History in the making
Ted Bernard, author and professor of environmental studies, has been documenting and writing about the watershed restoration projects from the program's inception.
Initially, the idea of turning the damage around and restoring water sources in mine ravaged areas, was considered by many as a hopeless effort. The severe damage to the water and surrounding ecosystems was simply far too damaged to be restored. But a handful of determined volunteers and scientists proved that with the right technology and a dedicated community, these streams could be resurrected.
"By 2008, the Monday Creek Restoration Project had become one of the premiere watershed projects in the Eastern Coal Lands," writes Bernard in his book, Hope and Hard Times.

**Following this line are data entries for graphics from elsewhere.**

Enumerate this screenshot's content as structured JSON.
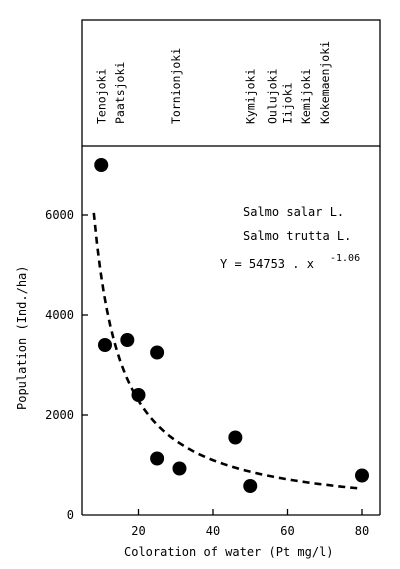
{
  "chart_data": {
    "type": "scatter",
    "xlabel": "Coloration of water (Pt mg/l)",
    "ylabel": "Population (Ind./ha)",
    "xlim": [
      0,
      80
    ],
    "ylim": [
      0,
      7500
    ],
    "x_ticks": [
      0,
      20,
      40,
      60,
      80
    ],
    "y_ticks": [
      0,
      2000,
      4000,
      6000
    ],
    "x_tick_labels": [
      "",
      "20",
      "40",
      "60",
      "80"
    ],
    "y_tick_labels": [
      "0",
      "2000",
      "4000",
      "6000"
    ],
    "grid": false,
    "rivers": [
      {
        "name": "Tenojoki",
        "x": 10
      },
      {
        "name": "Paatsjoki",
        "x": 15
      },
      {
        "name": "Tornionjoki",
        "x": 30
      },
      {
        "name": "Kymijoki",
        "x": 50
      },
      {
        "name": "Oulujoki",
        "x": 56
      },
      {
        "name": "Iijoki",
        "x": 60
      },
      {
        "name": "Kemijoki",
        "x": 65
      },
      {
        "name": "Kokemaenjoki",
        "x": 70
      }
    ],
    "series": [
      {
        "points": [
          {
            "x": 10,
            "y": 7000
          },
          {
            "x": 11,
            "y": 3400
          },
          {
            "x": 17,
            "y": 3500
          },
          {
            "x": 20,
            "y": 2400
          },
          {
            "x": 25,
            "y": 3250
          },
          {
            "x": 25,
            "y": 1130
          },
          {
            "x": 31,
            "y": 930
          },
          {
            "x": 46,
            "y": 1550
          },
          {
            "x": 50,
            "y": 580
          },
          {
            "x": 80,
            "y": 790
          }
        ]
      }
    ],
    "fit": {
      "a": 54753,
      "b": -1.06,
      "x_range": [
        8,
        79
      ],
      "style": "dashed"
    },
    "annotations": {
      "species_1": "Salmo salar L.",
      "species_2": "Salmo trutta L.",
      "equation_main": "Y = 54753 . x",
      "equation_exp": "-1.06"
    }
  }
}
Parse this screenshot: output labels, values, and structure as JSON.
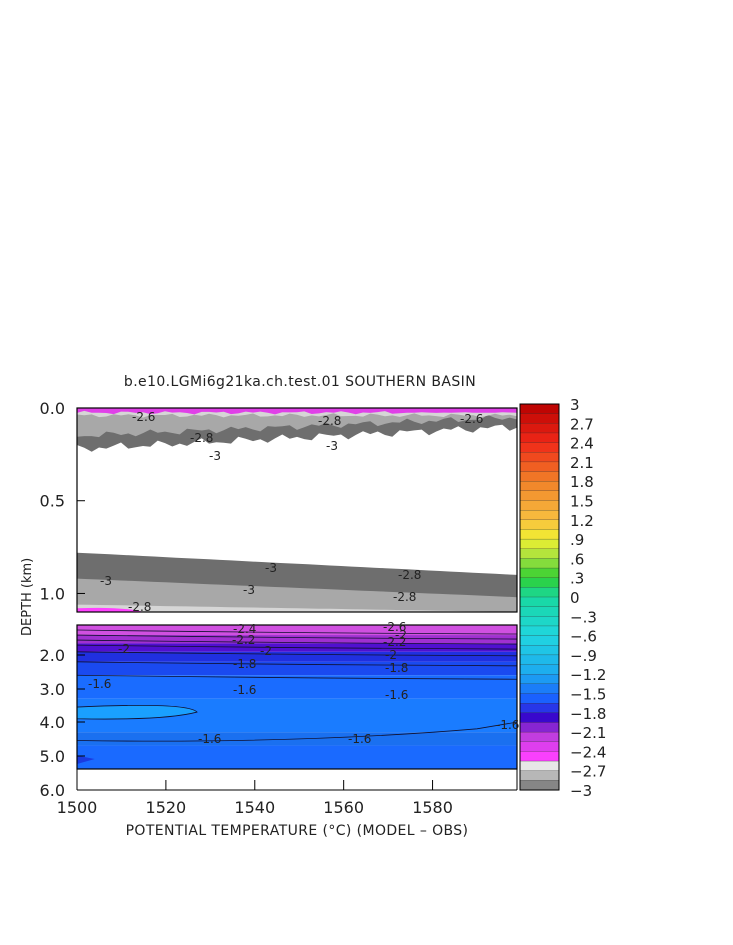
{
  "chart_data": {
    "type": "heatmap",
    "title": "b.e10.LGMi6g21ka.ch.test.01 SOUTHERN BASIN",
    "xlabel": "POTENTIAL TEMPERATURE (°C) (MODEL – OBS)",
    "ylabel": "DEPTH (km)",
    "x_ticks": [
      "1500",
      "1520",
      "1540",
      "1560",
      "1580"
    ],
    "xlim": [
      1500,
      1599
    ],
    "panels": [
      {
        "name": "upper",
        "ylim": [
          0.0,
          1.1
        ],
        "y_ticks": [
          "0.0",
          "0.5",
          "1.0"
        ],
        "contour_labels": [
          "-2.6",
          "-2.8",
          "-2.8",
          "-3",
          "-3",
          "-2.8",
          "-3",
          "-3",
          "-3",
          "-2.8",
          "-2.8",
          "-2.6"
        ]
      },
      {
        "name": "lower",
        "ylim": [
          1.1,
          5.4
        ],
        "y_ticks": [
          "2.0",
          "3.0",
          "4.0",
          "5.0",
          "6.0"
        ],
        "contour_labels": [
          "-2.4",
          "-2.2",
          "-2.6",
          "-2.2",
          "-2",
          "-2",
          "-2",
          "-2",
          "-1.8",
          "-1.8",
          "-1.6",
          "-1.6",
          "-1.6",
          "-1.6",
          "-1.6",
          "-1.6"
        ]
      }
    ],
    "colorbar": {
      "min": -3,
      "max": 3,
      "step": 0.15,
      "labels": [
        "3",
        "2.7",
        "2.4",
        "2.1",
        "1.8",
        "1.5",
        "1.2",
        ".9",
        ".6",
        ".3",
        "0",
        "-.3",
        "-.6",
        "-.9",
        "-1.2",
        "-1.5",
        "-1.8",
        "-2.1",
        "-2.4",
        "-2.7",
        "-3"
      ]
    }
  }
}
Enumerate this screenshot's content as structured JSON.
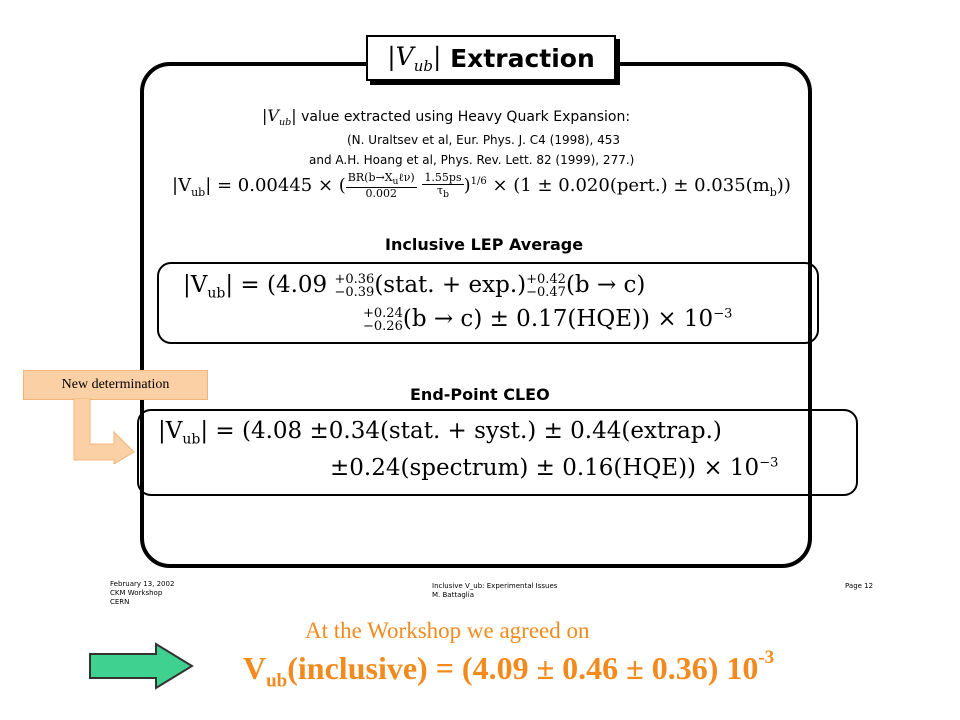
{
  "slide": {
    "title_symbol": "|V",
    "title_subscript": "ub",
    "title_symbol_close": "|",
    "title_text": "Extraction",
    "intro_line": "value extracted using Heavy Quark Expansion:",
    "ref1": "(N. Uraltsev et al, Eur. Phys. J. C4 (1998), 453",
    "ref2": "and A.H. Hoang et al, Phys. Rev. Lett. 82 (1999), 277.)",
    "hqe_formula": {
      "lhs": "|V",
      "lhs_sub": "ub",
      "lhs_close": "| = 0.00445 × (",
      "frac_num": "BR(b→X",
      "frac_num_sub": "u",
      "frac_num_close": "ℓν)",
      "frac_den": "0.002",
      "frac2_num": "1.55ps",
      "frac2_den": "τ",
      "frac2_den_sub": "b",
      "exp_text": ")",
      "exponent": "1/6",
      "rhs": "× (1 ± 0.020(pert.) ± 0.035(m",
      "rhs_sub": "b",
      "rhs_close": "))"
    },
    "lep_heading": "Inclusive LEP Average",
    "lep_formula": {
      "lhs": "|V",
      "lhs_sub": "ub",
      "lhs_close": "| = (4.09",
      "stat_up": "+0.36",
      "stat_down": "−0.39",
      "stat_label": "(stat. + exp.)",
      "bc_up": "+0.42",
      "bc_down": "−0.47",
      "bc_label": "(b → c)",
      "l2_up": "+0.24",
      "l2_down": "−0.26",
      "l2_label": "(b → c) ± 0.17(HQE)) × 10",
      "l2_exp": "−3"
    },
    "cleo_heading": "End-Point CLEO",
    "cleo_formula": {
      "lhs": "|V",
      "lhs_sub": "ub",
      "line1": "| = (4.08  ±0.34(stat. + syst.) ± 0.44(extrap.)",
      "line2": "±0.24(spectrum) ± 0.16(HQE)) × 10",
      "line2_exp": "−3"
    },
    "footer_left": "February 13, 2002\nCKM Workshop\nCERN",
    "footer_center": "Inclusive V_ub: Experimental Issues\nM. Battaglia",
    "footer_right": "Page 12"
  },
  "callout": {
    "label": "New determination"
  },
  "workshop": {
    "line": "At the Workshop we agreed on",
    "result_main": "V",
    "result_sub": "ub",
    "result_rest": "(inclusive) = (4.09 ± 0.46 ± 0.36) 10",
    "result_exp": "-3"
  },
  "colors": {
    "accent_orange": "#f28a1e",
    "callout_fill": "#fbd0a4",
    "arrow_green": "#3fd18f"
  }
}
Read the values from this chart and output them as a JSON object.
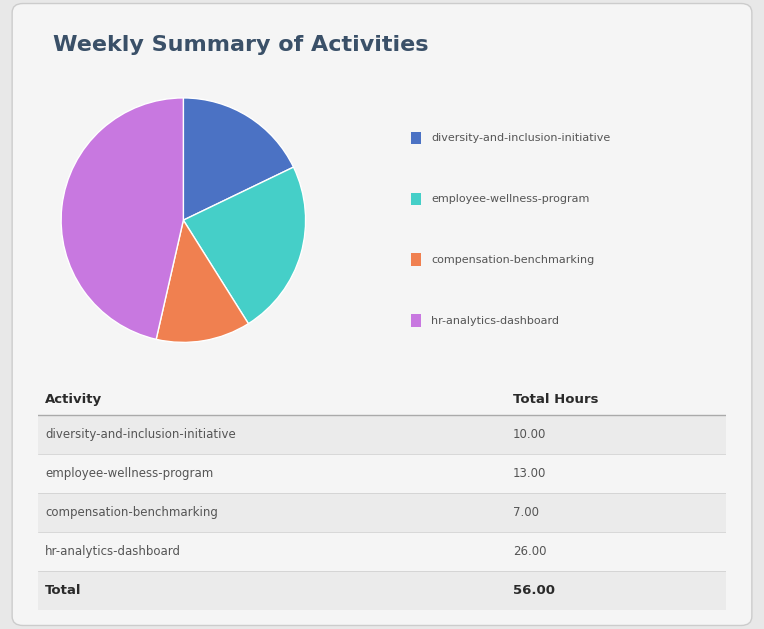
{
  "title": "Weekly Summary of Activities",
  "title_color": "#3a5068",
  "background_color": "#e8e8e8",
  "card_color": "#f5f5f5",
  "activities": [
    "diversity-and-inclusion-initiative",
    "employee-wellness-program",
    "compensation-benchmarking",
    "hr-analytics-dashboard"
  ],
  "hours": [
    10.0,
    13.0,
    7.0,
    26.0
  ],
  "total": 56.0,
  "colors": [
    "#4b72c4",
    "#45cfc8",
    "#f08050",
    "#c878e0"
  ],
  "pie_startangle": 90,
  "table_header_activity": "Activity",
  "table_header_hours": "Total Hours",
  "table_text_color": "#555555",
  "table_bold_color": "#2a2a2a",
  "header_line_color": "#aaaaaa",
  "row_line_color": "#cccccc",
  "row_bg_odd": "#ebebeb",
  "row_bg_even": "#f5f5f5"
}
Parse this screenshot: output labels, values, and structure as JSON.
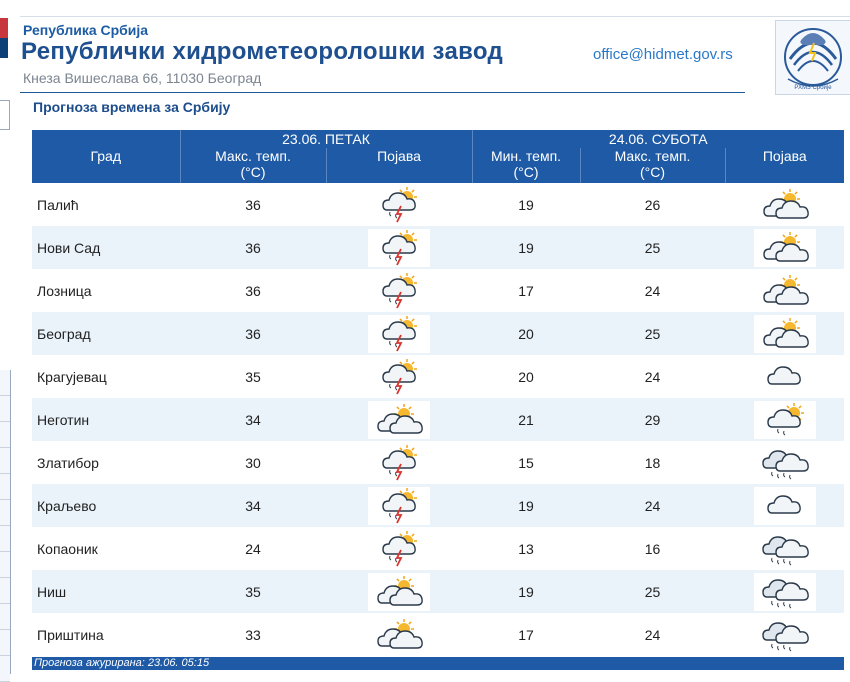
{
  "header": {
    "small_title": "Република Србија",
    "title": "Републички хидрометеоролошки завод",
    "address": "Кнеза Вишеслава 66, 11030 Београд",
    "email": "office@hidmet.gov.rs",
    "logo_text": "РХМЗ Србије"
  },
  "subtitle": "Прогноза времена за Србију",
  "day1": {
    "label": "23.06. ПЕТАК"
  },
  "day2": {
    "label": "24.06. СУБОТА"
  },
  "columns": {
    "city": "Град",
    "max1_line1": "Макс. темп.",
    "max1_line2": "(°C)",
    "phen1": "Појава",
    "min2_line1": "Мин. темп.",
    "min2_line2": "(°C)",
    "max2_line1": "Макс. темп.",
    "max2_line2": "(°C)",
    "phen2": "Појава"
  },
  "rows": [
    {
      "city": "Палић",
      "max1": "36",
      "icon1": "thunderstorm-sun-icon",
      "min2": "19",
      "max2": "26",
      "icon2": "partly-cloudy-sun-icon"
    },
    {
      "city": "Нови Сад",
      "max1": "36",
      "icon1": "thunderstorm-sun-icon",
      "min2": "19",
      "max2": "25",
      "icon2": "partly-cloudy-sun-icon"
    },
    {
      "city": "Лозница",
      "max1": "36",
      "icon1": "thunderstorm-sun-icon",
      "min2": "17",
      "max2": "24",
      "icon2": "partly-cloudy-sun-icon"
    },
    {
      "city": "Београд",
      "max1": "36",
      "icon1": "thunderstorm-sun-icon",
      "min2": "20",
      "max2": "25",
      "icon2": "partly-cloudy-sun-icon"
    },
    {
      "city": "Крагујевац",
      "max1": "35",
      "icon1": "thunderstorm-sun-icon",
      "min2": "20",
      "max2": "24",
      "icon2": "cloudy-icon"
    },
    {
      "city": "Неготин",
      "max1": "34",
      "icon1": "partly-cloudy-sun-icon",
      "min2": "21",
      "max2": "29",
      "icon2": "rain-shower-sun-icon"
    },
    {
      "city": "Златибор",
      "max1": "30",
      "icon1": "thunderstorm-sun-icon",
      "min2": "15",
      "max2": "18",
      "icon2": "rain-icon"
    },
    {
      "city": "Краљево",
      "max1": "34",
      "icon1": "thunderstorm-sun-icon",
      "min2": "19",
      "max2": "24",
      "icon2": "cloudy-icon"
    },
    {
      "city": "Копаоник",
      "max1": "24",
      "icon1": "thunderstorm-sun-icon",
      "min2": "13",
      "max2": "16",
      "icon2": "rain-icon"
    },
    {
      "city": "Ниш",
      "max1": "35",
      "icon1": "partly-cloudy-sun-icon",
      "min2": "19",
      "max2": "25",
      "icon2": "rain-icon"
    },
    {
      "city": "Приштина",
      "max1": "33",
      "icon1": "partly-cloudy-sun-icon",
      "min2": "17",
      "max2": "24",
      "icon2": "rain-icon"
    }
  ],
  "footer": "Прогноза ажурирана:  23.06.  05:15",
  "colors": {
    "header_blue": "#1e5aa5",
    "row_alt": "#eaf3fa",
    "title_blue": "#1e4f8f",
    "sun": "#f2a51a",
    "lightning": "#d9342b"
  }
}
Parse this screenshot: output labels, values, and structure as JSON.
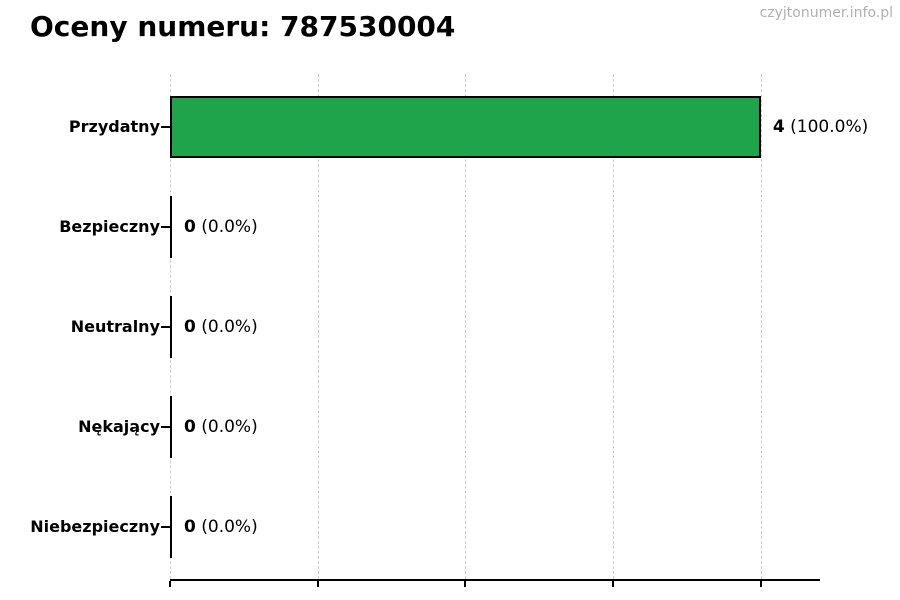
{
  "page": {
    "title": "Oceny numeru: 787530004",
    "watermark": "czyjtonumer.info.pl"
  },
  "chart_data": {
    "type": "bar",
    "orientation": "horizontal",
    "title": "Oceny numeru: 787530004",
    "categories": [
      "Przydatny",
      "Bezpieczny",
      "Neutralny",
      "Nękający",
      "Niebezpieczny"
    ],
    "values": [
      4,
      0,
      0,
      0,
      0
    ],
    "percentages": [
      "100.0%",
      "0.0%",
      "0.0%",
      "0.0%",
      "0.0%"
    ],
    "counts_text": [
      "4",
      "0",
      "0",
      "0",
      "0"
    ],
    "pcts_text": [
      "(100.0%)",
      "(0.0%)",
      "(0.0%)",
      "(0.0%)",
      "(0.0%)"
    ],
    "value_labels": [
      "4 (100.0%)",
      "0 (0.0%)",
      "0 (0.0%)",
      "0 (0.0%)",
      "0 (0.0%)"
    ],
    "xlabel": "",
    "ylabel": "",
    "xlim": [
      0,
      4.4
    ],
    "xticks": [
      0,
      1,
      2,
      3,
      4
    ],
    "grid": "vertical-dashed",
    "legend": "none",
    "bar_color": "#1fa44c",
    "bar_border_color": "#000000",
    "gridline_color": "#cfcfcf",
    "axis_color": "#000000",
    "watermark_color": "#b0b0b0"
  }
}
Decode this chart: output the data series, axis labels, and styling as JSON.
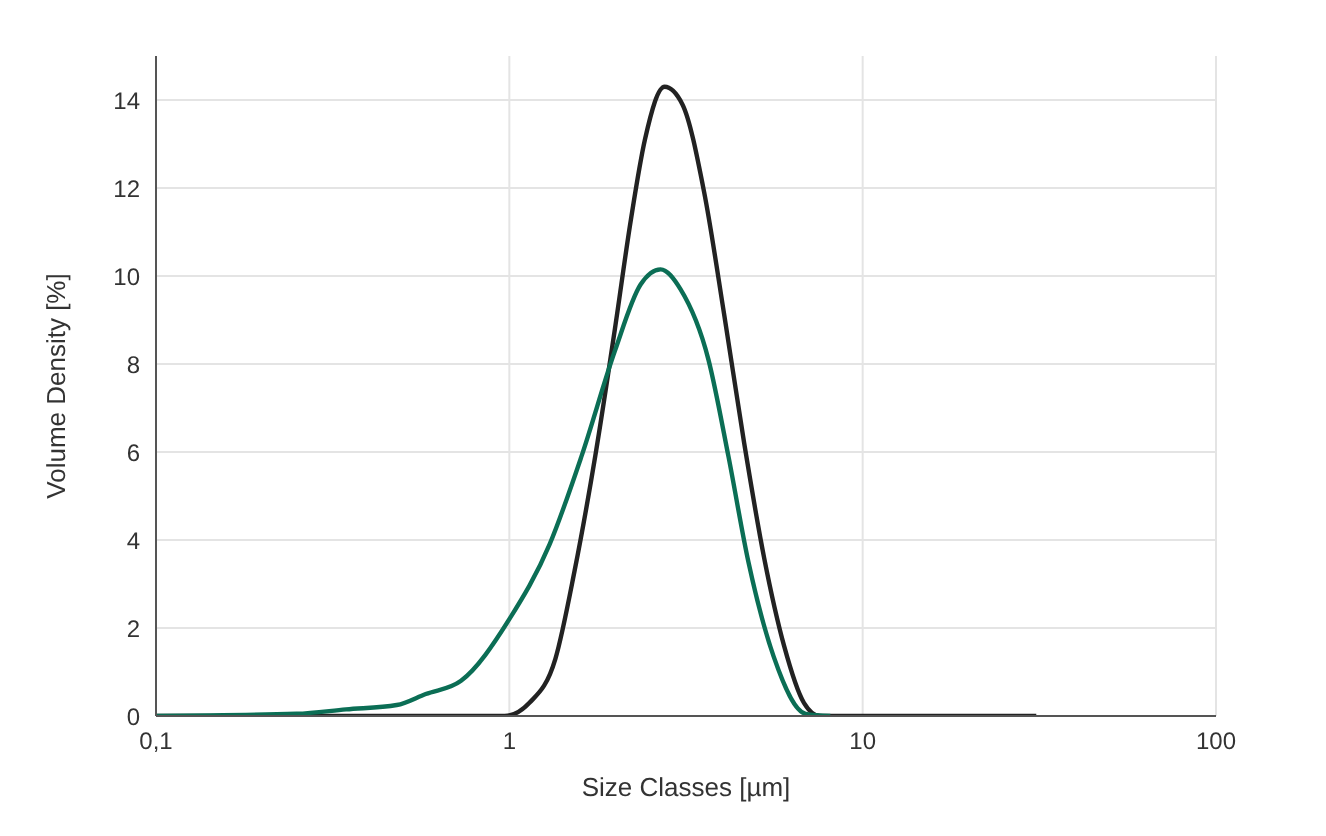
{
  "chart_data": {
    "type": "line",
    "xlabel": "Size Classes [µm]",
    "ylabel": "Volume Density [%]",
    "log": "x",
    "xlim": [
      0.1,
      100
    ],
    "xticks": [
      {
        "value": 0.1,
        "label": "0,1"
      },
      1,
      10,
      100
    ],
    "ylim": [
      0,
      15
    ],
    "yticks": [
      0,
      2,
      4,
      6,
      8,
      10,
      12,
      14
    ],
    "grid": true,
    "marker": "none",
    "line_style": "solid",
    "series": [
      {
        "color": "#222222",
        "x": [
          0.1,
          0.97,
          1.14,
          1.35,
          1.53,
          1.75,
          1.99,
          2.21,
          2.42,
          2.75,
          3.09,
          3.56,
          4.06,
          4.62,
          5.26,
          5.99,
          6.82,
          7.57,
          31
        ],
        "values": [
          0,
          0,
          0.3,
          1.3,
          3.3,
          5.9,
          8.8,
          11.3,
          13.1,
          14.3,
          13.9,
          11.9,
          9.1,
          6.2,
          3.6,
          1.6,
          0.3,
          0,
          0
        ]
      },
      {
        "color": "#0b6e55",
        "x": [
          0.1,
          0.25,
          0.345,
          0.48,
          0.58,
          0.73,
          1,
          1.3,
          1.6,
          1.99,
          2.35,
          2.68,
          3.05,
          3.66,
          4.17,
          4.75,
          5.6,
          6.9,
          8.1
        ],
        "values": [
          0,
          0.05,
          0.15,
          0.25,
          0.5,
          0.8,
          2.2,
          3.9,
          5.9,
          8.3,
          9.8,
          10.15,
          9.7,
          8.1,
          5.9,
          3.5,
          1.35,
          0.05,
          0
        ]
      }
    ]
  }
}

In fact, since its inception, Monday Creek has become an inspiration and model for communities who want to clean up their own mine-ravaged backyards.
This is important not only for the environment, Bernard stresses in his book, but also because a successful effort by a financially impoverished community to bring its streams back to life can help instill pride, and counter the sense of helplessness that sometimes accompanies entrenched poverty.